Throughout this chapter, God’s incomparable greatness is set is contrast with other insufficient sources of power and trust:  all people are like grass that fades (6-8); the earth itself—including the oceans and mountains—is miniature and tiny (12, 26); the nations are like “a drop from a bucket” (15,17); the idols are pitiful, tottering chunks of wood and metal (19-20); the princes and rulers are like short-lived plants that God blows away like stubble (23-24); the stars are called by name and kept in place by His word (26).  No one compares with God: “To whom them will you compare me that I should be like him?  says the Holy One” (25).

Behold Your God

The Lord’s greatness is without rival or comparison.  In this one chapter, the powerful, imposing and massive features of the world are placed next to God for comparison.  The results?  There is literally no comparison; the disparity between God and anything we might consider impressive is laughable.  Mountains are miniature, oceans fit in his hand, rulers are stubble, idols are embarrassing.  God alone is great.

The Lord carries out justice in a just way.  The people of Israel are speaking ill of God’s dealings with them.  They say, “my right is disregarded by my God” (27).  Isaiah 40 forcefully refutes that conclusion.  God has dealt justly with His people in allowing them to experience the full consequences of their sins (“received from the Lord’s hand double for all her sins”—1).  No one needs to teach the Lord the “path of justice” (15).  He needs no ethics consultant (15).  He is the Holy One who does what it right and true because of who He is.
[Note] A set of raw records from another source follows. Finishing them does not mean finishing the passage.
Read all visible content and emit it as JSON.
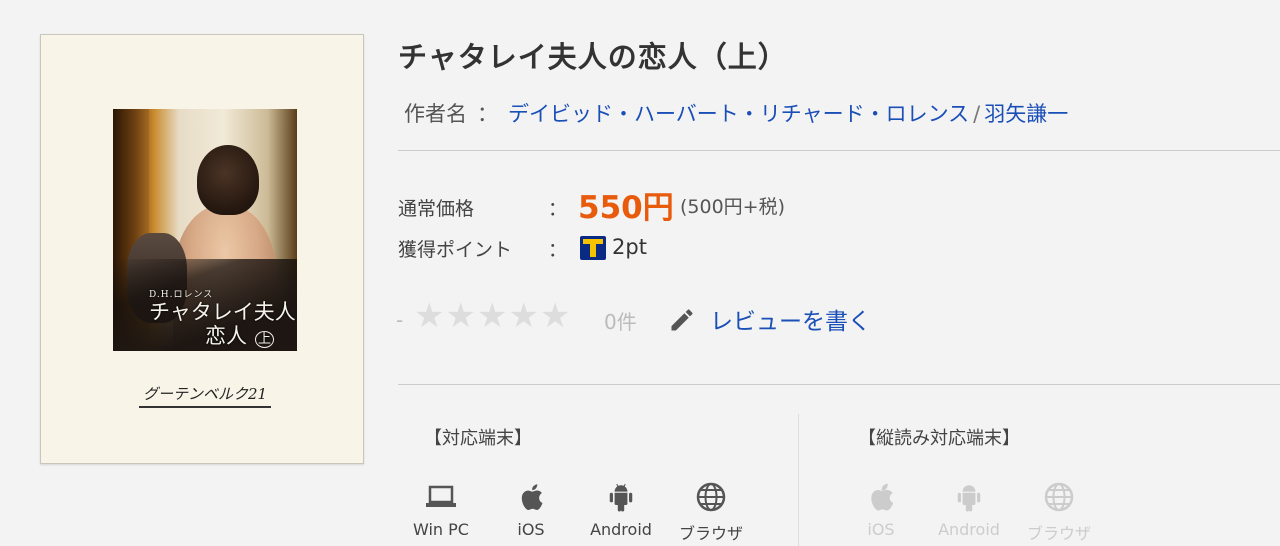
{
  "book": {
    "cover": {
      "author_text": "D.H.ロレンス",
      "title_line1": "チャタレイ夫人の",
      "title_line2": "恋人",
      "volume": "上",
      "publisher": "グーテンベルク21"
    },
    "title": "チャタレイ夫人の恋人（上）",
    "author_label": "作者名",
    "author_colon": "：",
    "authors": [
      "デイビッド・ハーバート・リチャード・ロレンス",
      "羽矢謙一"
    ],
    "author_separator": "/"
  },
  "price": {
    "label": "通常価格",
    "colon": "：",
    "value": "550円",
    "tax_note": "(500円+税)"
  },
  "points": {
    "label": "獲得ポイント",
    "colon": "：",
    "value": "2pt",
    "icon": "t-point-icon"
  },
  "review": {
    "rating_dash": "-",
    "stars": "★★★★★",
    "rating_value": 0,
    "count": "0件",
    "write_link": "レビューを書く"
  },
  "devices": {
    "supported_heading": "【対応端末】",
    "supported": [
      {
        "label": "Win PC",
        "icon": "laptop-icon",
        "enabled": true
      },
      {
        "label": "iOS",
        "icon": "apple-icon",
        "enabled": true
      },
      {
        "label": "Android",
        "icon": "android-icon",
        "enabled": true
      },
      {
        "label": "ブラウザ",
        "icon": "globe-icon",
        "enabled": true
      }
    ],
    "vertical_heading": "【縦読み対応端末】",
    "vertical": [
      {
        "label": "iOS",
        "icon": "apple-icon",
        "enabled": false
      },
      {
        "label": "Android",
        "icon": "android-icon",
        "enabled": false
      },
      {
        "label": "ブラウザ",
        "icon": "globe-icon",
        "enabled": false
      }
    ]
  },
  "colors": {
    "price": "#e85a0c",
    "link": "#1a4fb8",
    "star_empty": "#dddddd",
    "disabled": "#cccccc"
  }
}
The Lord is fully aware of His people’s situation.  Israel has given way to thinking God must have lost track of them.  Isaiah makes it clear how absurd it is to think the God who knows the stars by name and who keeps them in their place has somehow lost track of His people.  As Isaiah 40:28 reminds us:  “His understanding is unsearchable.”

The Lord is immeasurably great but still intimately concerned for His people.  The same God who holds the waters in the hollow of His hand (12), holds his vulnerable sheep in His harms, next to His heart (11).  Though He towers above the heavens and earth, He is touched by the needs and cries of His people.  He is both transcendent and immanent.

Here Am I

I must keep a vision of God’s greatness in view to see life in proper perspective.  Israel lost sight of God’s majestic greatness and so concluded that He was unaware or did not care (27).  Isaiah 40 helps reorient our vision so that we see God towering above all the challenges we may face. 

I am grass and a grasshopper, but also a sheep cared for by the Shepherd.  Isaiah 40 reminds us of humbling truth:  we are grass that withers and fades (6-8) and are also like grasshoppers before the One who sits above the circle of the earth (22).  Still, Isaiah 40 reminds me that, as one who belongs to the Mighty God, I am one of the sheep He cares for and carries (11).

I must wait on the Lord for renewed strength.   This COVID season has taken a toll on all of us. We’ve grown weary. As Isaiah says, even “young men” become exhausted–let alone those of us who aren’t so young any more. How important and encouraging to know the Lord will renew our strength as we wait (trust, hope) for Him. Lord, help me to confidently wait on you and continually rely on your strength.

Note: The photo for this post is a shot of Mt. Moran, a mountain in Grand Teton National Park. When Linda and I visited this area in 2013, I spent hours sitting and looking up at this mountain. Its grandeur prompted me to praise the God who “weighs the mountains in scales” (Isaiah 40:12).